All efficacy and laboratory outcomes were measured at baseline, 28 days post randomization, 36 weeks’ gestation, delivery and one month postpartum for mothers and at delivery and one month postpartum for neonates. Data related to safety, including non-serious adverse events (AEs) and serious adverse events (SAEs), were collected across the total study period.

The primary outcome of the study was maternal anaemia (defined as a venous haemoglobin concentration less than 11.0g/dL) at 36 weeks’ gestation ¹⁴ .

Secondary maternal outcomes included laboratory indices (haemoglobin and ferritin concentrations) and haematological and iron diagnoses (anaemia, moderate/severe anaemia, iron deficiency, iron deficiency anaemia) at 28 days post randomization, 36 weeks’ gestation, and one month postpartum. Haemoglobin concentration, anaemia and moderate/severe anaemia were also included at delivery. Using mother’s haemoglobin (g/dL) anaemia was defined as haemoglobin concentration less than 11.0 g/dL up to and including delivery and 12.0 g/dL postpartum, moderate/severe anaemia as haemoglobin concentration less than 10.0 g/dL and 11.0 g/dL respectively. Using mother’s ferritin (ug/L), and C-reactive protein (CRP, mg/L), iron-deficient was defined as ferritin <15 mg/L adjusted for inflammation (CRP >5 mg/L), and iron deficiency anaemia as iron deficient and anaemic.

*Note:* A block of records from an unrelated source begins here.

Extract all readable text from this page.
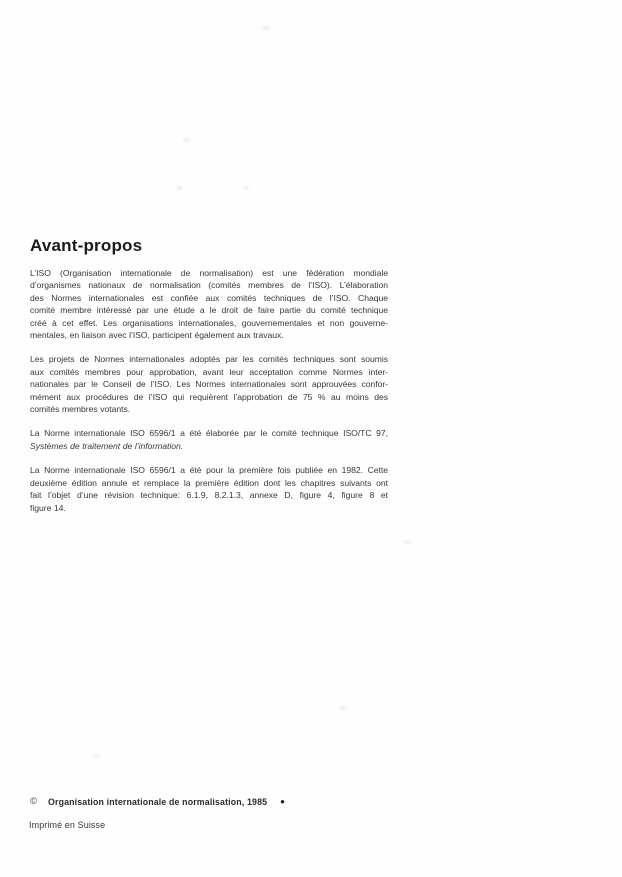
Avant-propos
L’ISO (Organisation internationale de normalisation) est une fédération mondiale
d’organismes nationaux de normalisation (comités membres de l’ISO). L’élaboration
des Normes internationales est confiée aux comités techniques de l’ISO. Chaque
comité membre intéressé par une étude a le droit de faire partie du comité technique
créé à cet effet. Les organisations internationales, gouvernementales et non gouverne-
mentales, en liaison avec l’ISO, participent également aux travaux.
Les projets de Normes internationales adoptés par les comités techniques sont soumis
aux comités membres pour approbation, avant leur acceptation comme Normes inter-
nationales par le Conseil de l’ISO. Les Normes internationales sont approuvées confor-
mément aux procédures de l’ISO qui requièrent l’approbation de 75 % au moins des
comités membres votants.
La Norme internationale ISO 6596/1 a été élaborée par le comité technique ISO/TC 97,
Systèmes de traitement de l’information.
La Norme internationale ISO 6596/1 a été pour la première fois publiée en 1982. Cette
deuxième édition annule et remplace la première édition dont les chapitres suivants ont
fait l’objet d’une révision technique: 6.1.9, 8.2.1.3, annexe D, figure 4, figure 8 et
figure 14.
© Organisation internationale de normalisation, 1985 ●
Imprimé en Suisse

Maternal safety outcomes included reported adverse events (including serious adverse events defined as any adverse event that resulted in death, were life threatening, required either inpatient hospitalization or prolongation of hospitalization, resulted in a persistent or significant disability/incapacity or resulted in a congenital anomaly/birth disorder), all-cause sick visits (including specifically, visits due to clinical malaria), hypophosphatemia (mild: 0.64< phosphate (PO4) <0.80 mmol/L, moderate: 0.32<PO4<0.64 mmol/L, severe: PO4 <0.32 mmol/L), inflammation (elevated C-reactive protein), and severe medical events (includes haemorrhage, need for transfusion, ICU admission, mortality). Adverse events were coded using version 5.0 of the Common Terminology Criteria for Adverse Events (CTCAE) ( US Department of Health Human Services, 27 November 2020) and consisted of selecting an appropriate Preferred Term (PT) and System Organ Class (SOC) for each AE verbatim term. All AEs were coded on an ongoing basis by two physicians independent from each other and without knowledge of the treatment assignment (i.e., blinded). Any discrepancies regarding the selection of an appropriate PT or SOC will be resolved via discussion between the two physicians. All AE coding will be finalised before unblinding of the study database.

Additional data collected included maternal baseline characteristics: age, parity, gravidity, anthropometry, religion, education, marital status, income source, recent malaria status, and HIV positivity status.

The key neonatal outcome was birth weight, measured in grams, within 24 hours of birth.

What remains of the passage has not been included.